When to Use Nofollow Links?

The internet is founded on links. Without links, it would be like a city without roads, sidewalks, or trails. Isolated buildings might stand taller than anything for miles around, but no one can get there, so what does it matter?

Links are also the foundation of how Google’s search works. Beneath all of the search ranking factors, beneath all of the technical aspects of SEO, beneath user experience and site speed, is links. Google was founded on analyzing links to and from websites, giving them weight and value, and ranking sites based on them.

In the earliest versions of the search ranking algorithm, it was all pretty simple. A website has more value if it has more links pointing towards it. Two sites, equal in every other way, would rank differently depending on the number of other sites that link to them.

Google quickly grew more and more sophisticated in response to the ways this system can be abused.

Is Nofollow Link Stripping Authority?

They recognized, for example, that multiple links from the same domain might not be as valuable as links from multiple domains. One site linking to another five times won’t give that site as much of a boost as four sites linking to it would.

They also recognized how easy this system was to exploit. They began to analyze the kinds of links, their quality, their position. Links in footers and sidebars are less valuable than links in the content. Links from a relevant site are more valuable than links from an unrelated site. A plumber won’t get much use out of a link from a game developer, but they would from a fixture manufacturer or a home repair site.

Google also recognized that there are times when a site owner might want to link to a site without giving that site any value. I might want to link to a site I know is part of a private blog network, or that is a spam site, or that is unrelated to my business, to use as an example for you all. I can say “see this spam site? Here are the 10 things wrong with it, and what you should avoid doing.”

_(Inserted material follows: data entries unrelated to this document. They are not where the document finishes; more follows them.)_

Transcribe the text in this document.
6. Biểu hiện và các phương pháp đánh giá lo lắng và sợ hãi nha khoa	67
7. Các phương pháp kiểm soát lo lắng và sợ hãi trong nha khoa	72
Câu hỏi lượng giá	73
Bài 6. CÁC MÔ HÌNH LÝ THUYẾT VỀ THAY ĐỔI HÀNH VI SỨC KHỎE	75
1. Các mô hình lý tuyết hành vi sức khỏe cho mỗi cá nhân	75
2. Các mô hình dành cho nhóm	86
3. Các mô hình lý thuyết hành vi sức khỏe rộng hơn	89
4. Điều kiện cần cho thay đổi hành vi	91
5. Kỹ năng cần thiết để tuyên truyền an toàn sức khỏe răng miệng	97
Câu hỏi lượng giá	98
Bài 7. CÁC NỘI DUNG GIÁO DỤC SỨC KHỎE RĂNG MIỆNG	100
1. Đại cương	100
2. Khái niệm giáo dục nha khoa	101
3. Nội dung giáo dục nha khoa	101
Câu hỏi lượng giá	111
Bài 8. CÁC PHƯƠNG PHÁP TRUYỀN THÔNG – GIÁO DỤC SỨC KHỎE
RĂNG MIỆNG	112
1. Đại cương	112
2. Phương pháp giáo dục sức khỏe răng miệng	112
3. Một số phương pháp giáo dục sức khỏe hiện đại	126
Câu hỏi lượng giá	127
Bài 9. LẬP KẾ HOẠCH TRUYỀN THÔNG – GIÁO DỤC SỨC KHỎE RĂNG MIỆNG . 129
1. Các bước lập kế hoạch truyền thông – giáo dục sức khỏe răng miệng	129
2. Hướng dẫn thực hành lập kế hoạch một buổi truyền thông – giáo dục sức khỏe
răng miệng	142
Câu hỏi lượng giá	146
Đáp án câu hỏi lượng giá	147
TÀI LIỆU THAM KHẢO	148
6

Sure, I could get around linking to it by writing their URL in plaintext and using screenshots, but I’m savvy enough to know about link-based SEO. Someone who isn’t might not do that. Should they be penalized because they don’t know the deep inner workings of Google’s algorithms? Of course not.

That’s why Google introduced the nofollow attribute.

The Introduction of Nofollow

So, what is the nofollow attribute?

When to Use Nofollow Links?

Google created the nofollow attribute as an attribute for links in HTML code. It’s a meta attribute, meaning it has no impact on the user’s use of links or the existence of those links. It’s only relevant to search engines, and only if those search engines care about it. Google does. Bing probably does. Does Yahoo, or DuckDuckGo, or Ask? Who knows.

The attribute was created in 2005 as a way of fighting comment spam. Google recognized a problem. Blogs have comment sections, where anyone can leave a message. When a user leaves a link in that message, the link is a link on the webpage. Spam sites would then go out and leave comments on millions of websites (with links back to their websites) as a way to boost their SEO.